Looks like you might want to rotate that circulator 90 degrees. So the motor shaft is horizontal.


----------



## SIERRADMAX (Jan 18, 2013)

Noted. Thanks


----------



## Tinder (Jan 18, 2013)

SIERRADMAX said:


> Will I be better off getting the damper lower to reduce the risk of back-puffing?


Definitely! IMO that's a huge part of your problem.


----------



## maple1 (Jan 18, 2013)

If the white thing on the end of the T is a barometric damper, I like that spot. It is out of the natural smoke stream, and it makes a good cleanout - you could just stick an ash scraper tool in there & drag out any ash that accumulates in the horizontal pipe without taking anything apart, and even get some out of the back of the boiler if your cleaning tool is bendy or can go around corners a bit.

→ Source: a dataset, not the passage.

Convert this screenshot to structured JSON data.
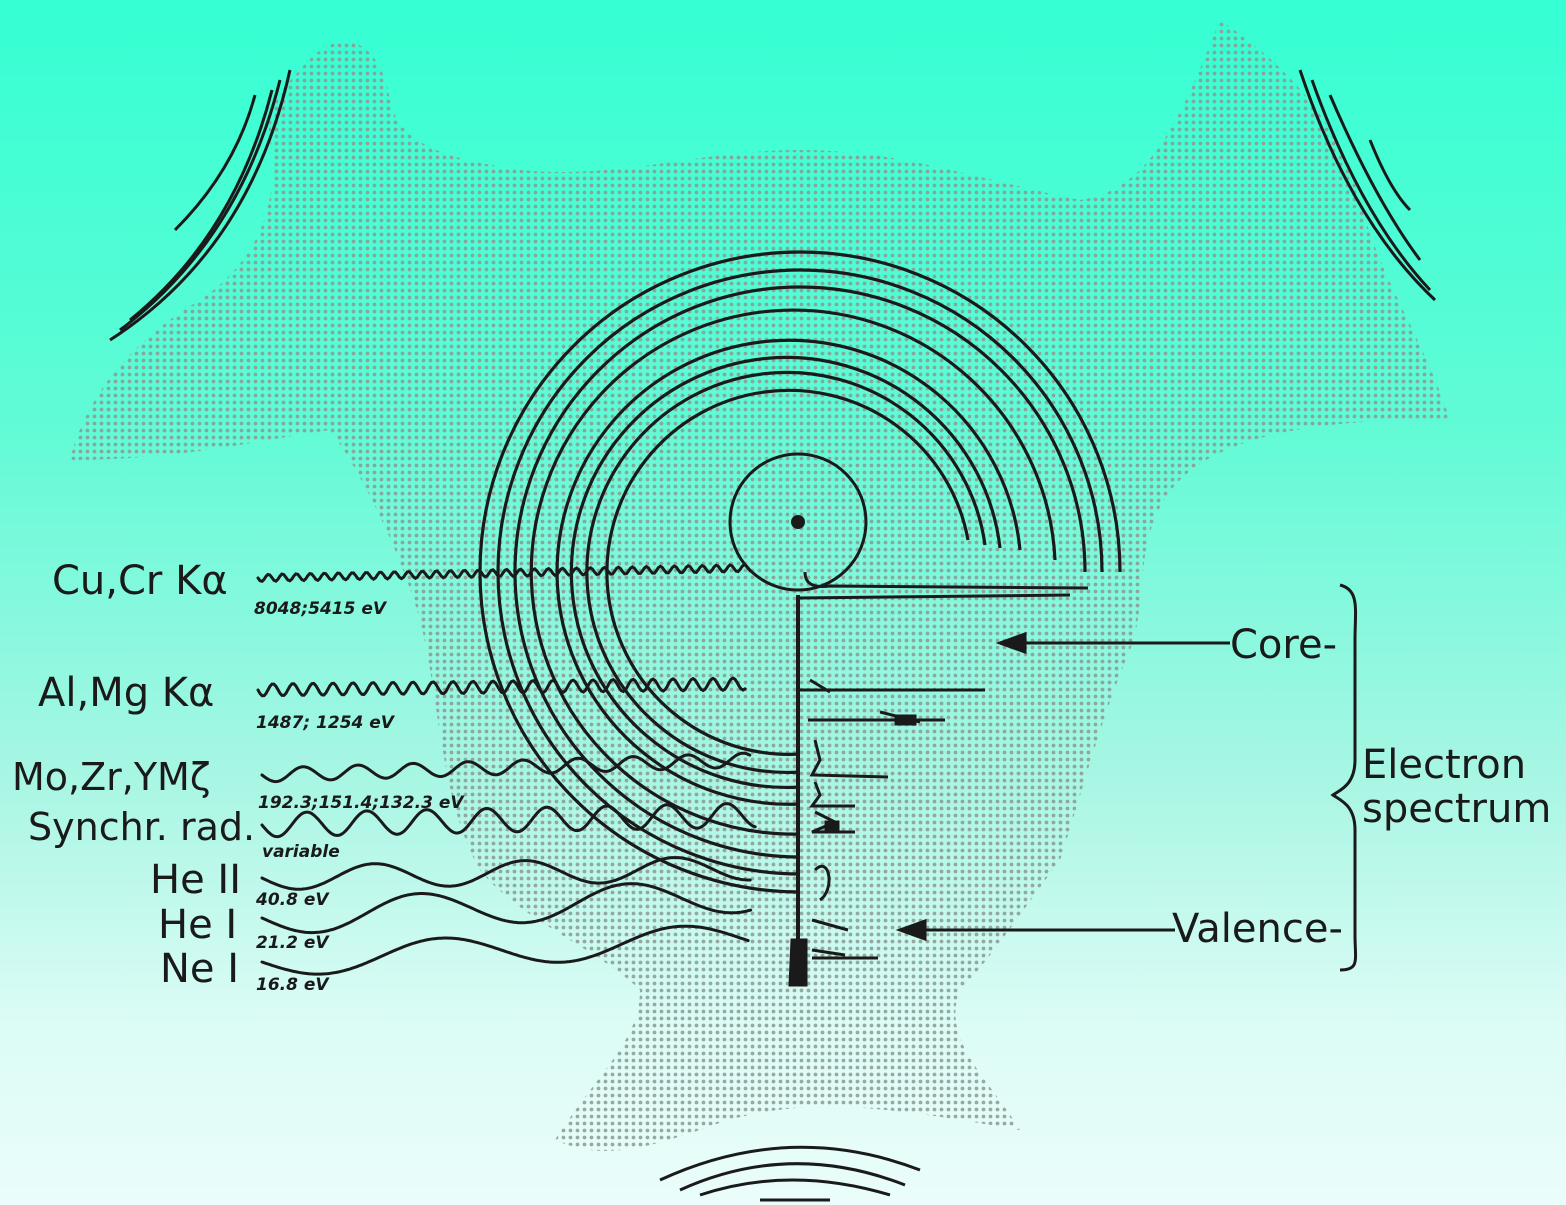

So is the layout in that pic the same layout that has smoke coming out of the damper?


----------



## taxidermist (Jan 18, 2013)

I could only install mine low because it was a after thought. I am glad I did it wotks great.

Rob


----------



## SIERRADMAX (Jan 18, 2013)

maple1 said:


> So is the layout in that pic the same layout that has smoke coming out of the damper?


 
Yes, Smoke is still coming out of the damper in that location.


----------



## maple1 (Jan 18, 2013)

That still seems odd to me, but others have said they've seen the same thing, so there ya go.

I'm doubtful though that putting it lower will improve that situation though - if the smoke is coming down that far, it'll likely come down lower too.

Did you try, when the smoke was coming out, temporarily opening a window just to see if that helped?


----------



## taxidermist (Jan 18, 2013)

maple1 said:


> That still seems odd to me, but others have said they've seen the same thing, so there ya go.
> 
> I'm doubtful though that putting it lower will improve that situation though - if the smoke is coming down that far, it'll likely come down lower too.
> 
> Did you try, when the smoke was coming out, temporarily opening a window just to see if that helped?


 yeah the only thing that will make the smoke quit coming down is to light the EB and shut off the wood stove. lol


----------



## goosegunner (Jan 18, 2013)

Your wood stove is probably using the boiler flue to draw make up air into the house. 

I added a 8" kitchen strainer over my barometric damper. I had a few puffs the produced embers out of my damper. It is an extra precaution that I would recommend.

gg


----------